To develop graduate students and post-doctoral fellows into effective teachers. The Teaching Academy,

  • introduces pedagogy and evidence-based teaching practices,
  • provides opportunities for mentored teaching & teaching-as-research (TAR),
  • creates a mutually supportive community of future faculty and,
  • enhances participants competitive advantage in seeking faculty appointments.

Overview

The Teaching Academy offers Ph.D. students and post-doctoral fellows from all divisions across Johns Hopkins University, college teacher training and academic career preparation opportunities through courses, workshops, teaching practicums, teaching-as-research fellowship appointments and individual consultation.  

Three core concepts align the Teaching Academy trainings with the mission and learning outcomes of the Center for Integration of Research, Teaching, and Learning (CIRTL):

Evidence-based Teaching

Promotes evidence-based learning practices and provides opportunities for participants to gain an understanding of and experience with the teaching-as-research process.

Learning-through-Diversity

Promotes educational experiences that help participants understand how diverse backgrounds and learning preferences positively impact learning and how to implement curricular, teaching, and assessment practices that promote learning for all.

Learning Communities

Fosters interdisciplinary collaboration and networking among its members and promotes learning activities that expose participants to the skills and strategies needed for teaching at the university level.

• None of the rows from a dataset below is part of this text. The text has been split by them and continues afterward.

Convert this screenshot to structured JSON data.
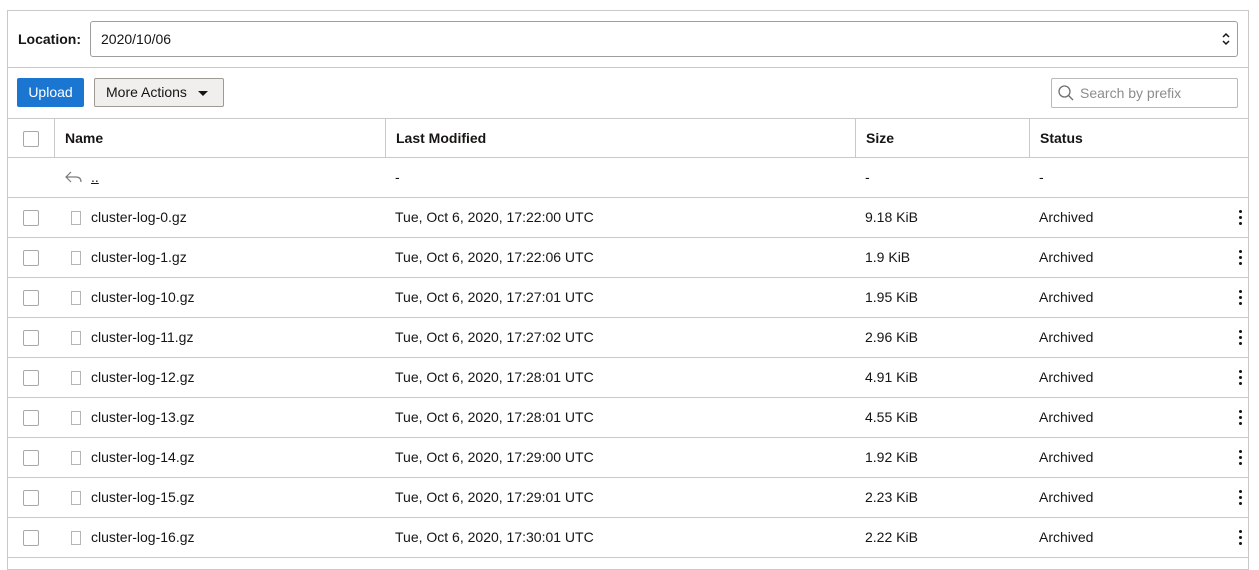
{
  "location": {
    "label": "Location:",
    "value": "2020/10/06"
  },
  "toolbar": {
    "upload_label": "Upload",
    "more_actions_label": "More Actions",
    "search_placeholder": "Search by prefix",
    "upload_color": "#1b76d2"
  },
  "table": {
    "headers": {
      "name": "Name",
      "last_modified": "Last Modified",
      "size": "Size",
      "status": "Status"
    },
    "parent_row": {
      "name": "..",
      "last_modified": "-",
      "size": "-",
      "status": "-"
    },
    "rows": [
      {
        "name": "cluster-log-0.gz",
        "last_modified": "Tue, Oct 6, 2020, 17:22:00 UTC",
        "size": "9.18 KiB",
        "status": "Archived"
      },
      {
        "name": "cluster-log-1.gz",
        "last_modified": "Tue, Oct 6, 2020, 17:22:06 UTC",
        "size": "1.9 KiB",
        "status": "Archived"
      },
      {
        "name": "cluster-log-10.gz",
        "last_modified": "Tue, Oct 6, 2020, 17:27:01 UTC",
        "size": "1.95 KiB",
        "status": "Archived"
      },
      {
        "name": "cluster-log-11.gz",
        "last_modified": "Tue, Oct 6, 2020, 17:27:02 UTC",
        "size": "2.96 KiB",
        "status": "Archived"
      },
      {
        "name": "cluster-log-12.gz",
        "last_modified": "Tue, Oct 6, 2020, 17:28:01 UTC",
        "size": "4.91 KiB",
        "status": "Archived"
      },
      {
        "name": "cluster-log-13.gz",
        "last_modified": "Tue, Oct 6, 2020, 17:28:01 UTC",
        "size": "4.55 KiB",
        "status": "Archived"
      },
      {
        "name": "cluster-log-14.gz",
        "last_modified": "Tue, Oct 6, 2020, 17:29:00 UTC",
        "size": "1.92 KiB",
        "status": "Archived"
      },
      {
        "name": "cluster-log-15.gz",
        "last_modified": "Tue, Oct 6, 2020, 17:29:01 UTC",
        "size": "2.23 KiB",
        "status": "Archived"
      },
      {
        "name": "cluster-log-16.gz",
        "last_modified": "Tue, Oct 6, 2020, 17:30:01 UTC",
        "size": "2.22 KiB",
        "status": "Archived"
      }
    ]
  }
}
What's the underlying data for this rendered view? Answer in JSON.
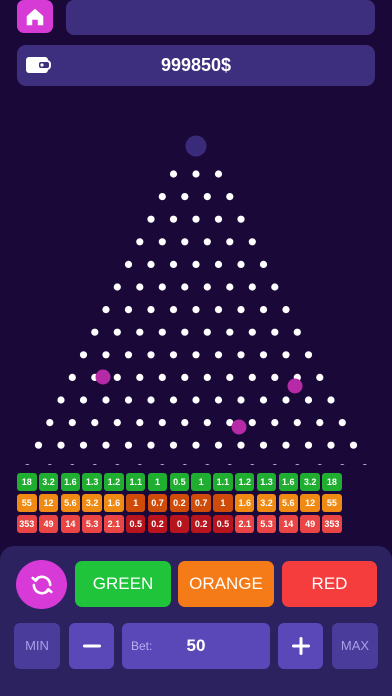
{
  "header": {
    "title": "",
    "home_icon": "home-icon"
  },
  "wallet": {
    "icon": "wallet-icon",
    "balance": "999850$"
  },
  "board": {
    "peg_rows": 16,
    "peg_color": "#ffffff",
    "drop_ball_color": "#3a2a7a",
    "ball_color": "#b62aa8"
  },
  "multipliers": {
    "green": {
      "color": "#1fae30",
      "values": [
        "18",
        "3.2",
        "1.6",
        "1.3",
        "1.2",
        "1.1",
        "1",
        "0.5",
        "1",
        "1.1",
        "1.2",
        "1.3",
        "1.6",
        "3.2",
        "18"
      ]
    },
    "orange": {
      "color": "#f08a12",
      "dark_color": "#cf4b0a",
      "values": [
        "55",
        "12",
        "5.6",
        "3.2",
        "1.6",
        "1",
        "0.7",
        "0.2",
        "0.7",
        "1",
        "1.6",
        "3.2",
        "5.6",
        "12",
        "55"
      ]
    },
    "red": {
      "color": "#e94545",
      "dark_color": "#b8141e",
      "values": [
        "353",
        "49",
        "14",
        "5.3",
        "2.1",
        "0.5",
        "0.2",
        "0",
        "0.2",
        "0.5",
        "2.1",
        "5.3",
        "14",
        "49",
        "353"
      ]
    }
  },
  "controls": {
    "refresh_icon": "refresh-icon",
    "green_label": "GREEN",
    "orange_label": "ORANGE",
    "red_label": "RED",
    "min_label": "MIN",
    "max_label": "MAX",
    "minus_icon": "minus-icon",
    "plus_icon": "plus-icon",
    "bet_label": "Bet:",
    "bet_value": "50"
  }
}
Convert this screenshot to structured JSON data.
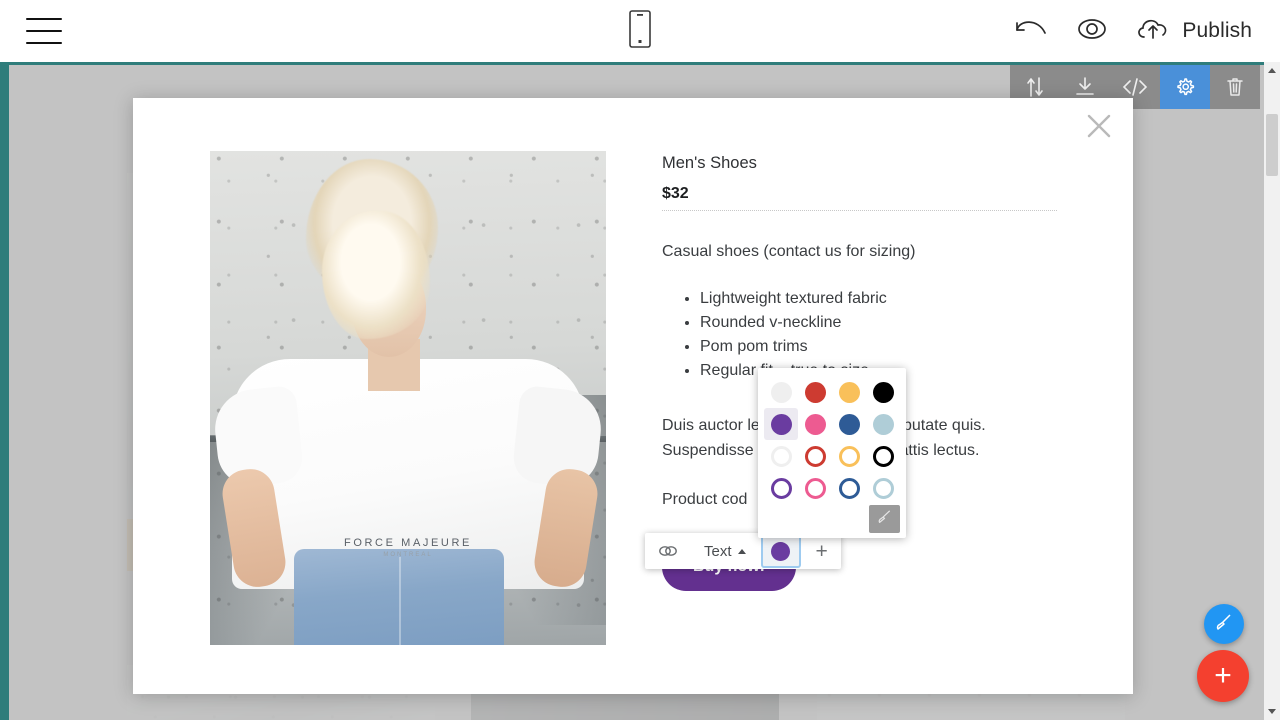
{
  "appbar": {
    "menu_icon": "hamburger-menu-icon",
    "device_icon": "mobile-preview-icon",
    "undo_icon": "undo-icon",
    "preview_icon": "eye-preview-icon",
    "publish_icon": "cloud-upload-icon",
    "publish_label": "Publish"
  },
  "element_toolbar": {
    "items": [
      {
        "name": "move-block-button",
        "icon": "up-down-arrows-icon",
        "active": false
      },
      {
        "name": "download-block-button",
        "icon": "download-icon",
        "active": false
      },
      {
        "name": "edit-code-button",
        "icon": "code-brackets-icon",
        "active": false
      },
      {
        "name": "block-settings-button",
        "icon": "gear-icon",
        "active": true
      },
      {
        "name": "delete-block-button",
        "icon": "trash-icon",
        "active": false
      }
    ],
    "active_color": "#4a90d9",
    "bar_color": "#8b8b8b"
  },
  "modal": {
    "close_icon": "close-x-icon",
    "photo_alt": "man-in-white-tshirt-photo",
    "photo_brand": "FORCE MAJEURE",
    "photo_brand_sub": "MONTREAL",
    "product": {
      "title": "Men's Shoes",
      "price": "$32",
      "description": "Casual shoes (contact us for sizing)",
      "features": [
        "Lightweight textured fabric",
        "Rounded v-neckline",
        "Pom pom trims",
        "Regular fit – true to size"
      ],
      "paragraph": "Duis auctor lectus ut lacinia ex vulputate quis. Suspendisse iaculis tortor, quis mattis lectus.",
      "paragraph_visible_lines": [
        "Duis auctor l                    cinia ex vulputate",
        "quis. Suspen                    ulis tortor, quis",
        "mattis lectus"
      ],
      "product_code_label": "Product cod",
      "buy_label": "Buy now!",
      "buy_color": "#63308f"
    }
  },
  "inline_toolbar": {
    "link_icon": "link-chain-icon",
    "style_label": "Text",
    "style_caret": "caret-up-icon",
    "selected_color": "#6a3ca0",
    "add_label": "+"
  },
  "color_picker": {
    "rows": [
      {
        "style": "filled",
        "colors": [
          "#efefef",
          "#cd3b31",
          "#f9c05a",
          "#000000"
        ]
      },
      {
        "style": "filled",
        "colors": [
          "#6a3ca0",
          "#ed5b91",
          "#2e5b96",
          "#afcdd7"
        ]
      },
      {
        "style": "outline",
        "colors": [
          "#efefef",
          "#cd3b31",
          "#f9c05a",
          "#000000"
        ]
      },
      {
        "style": "outline",
        "colors": [
          "#6a3ca0",
          "#ed5b91",
          "#2e5b96",
          "#afcdd7"
        ]
      }
    ],
    "selected_row": 1,
    "selected_col": 0,
    "brush_icon": "paintbrush-icon"
  },
  "fabs": [
    {
      "name": "site-style-fab",
      "icon": "paintbrush-icon",
      "color": "#2196f3",
      "label": ""
    },
    {
      "name": "add-block-fab",
      "icon": "plus-icon",
      "color": "#f4402f",
      "label": "+"
    }
  ],
  "scrollbar": {
    "up_icon": "scroll-up-arrow-icon",
    "down_icon": "scroll-down-arrow-icon"
  },
  "canvas": {
    "accent_border": "#2f7d7b",
    "overlay_color": "#c3c3c3"
  }
}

Ph.D. students and post-doctoral fellows interested to improve their teaching skills may take part in any of the Teaching Academy trainings on an ad-hoc basis. However, those interested in committing more fully to their professional development and teaching preparation may participant in the Certificate of Completion Program:

Certificate of Completion Program Overview

For specific training options, please visit the Requirements page. 

Phase I

Teaching Academy Fellows must complete 6-10 hours of introductory teaching material through attending a minimum of 6 workshops offered either in-person or through CIRTL’s online workshops. Phase I training typically provides an introduction to:

  • evidence-based teaching
  • backward design
  • active learning
  • leading discussions
  • leading labs
  • teaching philosophy statements

Phase II

Teaching Academy Fellows must complete one activity that provides a minimum of 12 hours or 1-credit of instructional material development through participating in a course, 3-Day Teaching Institute, IEE Summer Teaching Camp or an online CIRTL course. Phase II activities provide opportunities to:

  • search discipline-specific literature
  • build a syllabus
  • develop learning objectives
  • develop active learning exercises
  • design a grading rubric
  • participate in a micro-teaching assignment
  • use instructional technology

Phase III

Teaching Academy Fellows must completed a minimum of 6 hours of teaching in a higher education classroom.  Teaching assignments may be completed by teaching a full course as the instructor of record or apprenticing with a faculty to teach a portion of their course.  Teaching opportunities are available at Johns Hopkins through a number of programs or at a partner institution through the Collaborative Teaching Fellows Program. Classroom observation and feedback from a teaching mentor, Center for Educational Resources staff and/or Teaching Academy peer is highly recommended.  Phase III activities involve:

  • composing course and/or unit learning objectives, course materials and activities
  • developing and implementing formative and summative assessment plans
  • teaching a minimum of 6 hours

Teaching-as-Research (TAR)

Optionally, Fellows may also apply to the Teaching-as-Research Fellowship to conduct a small educational research project.  TAR Fellows present their project results and findings at a final recognition event or professional meeting. Publication is possible (requires IRB approval).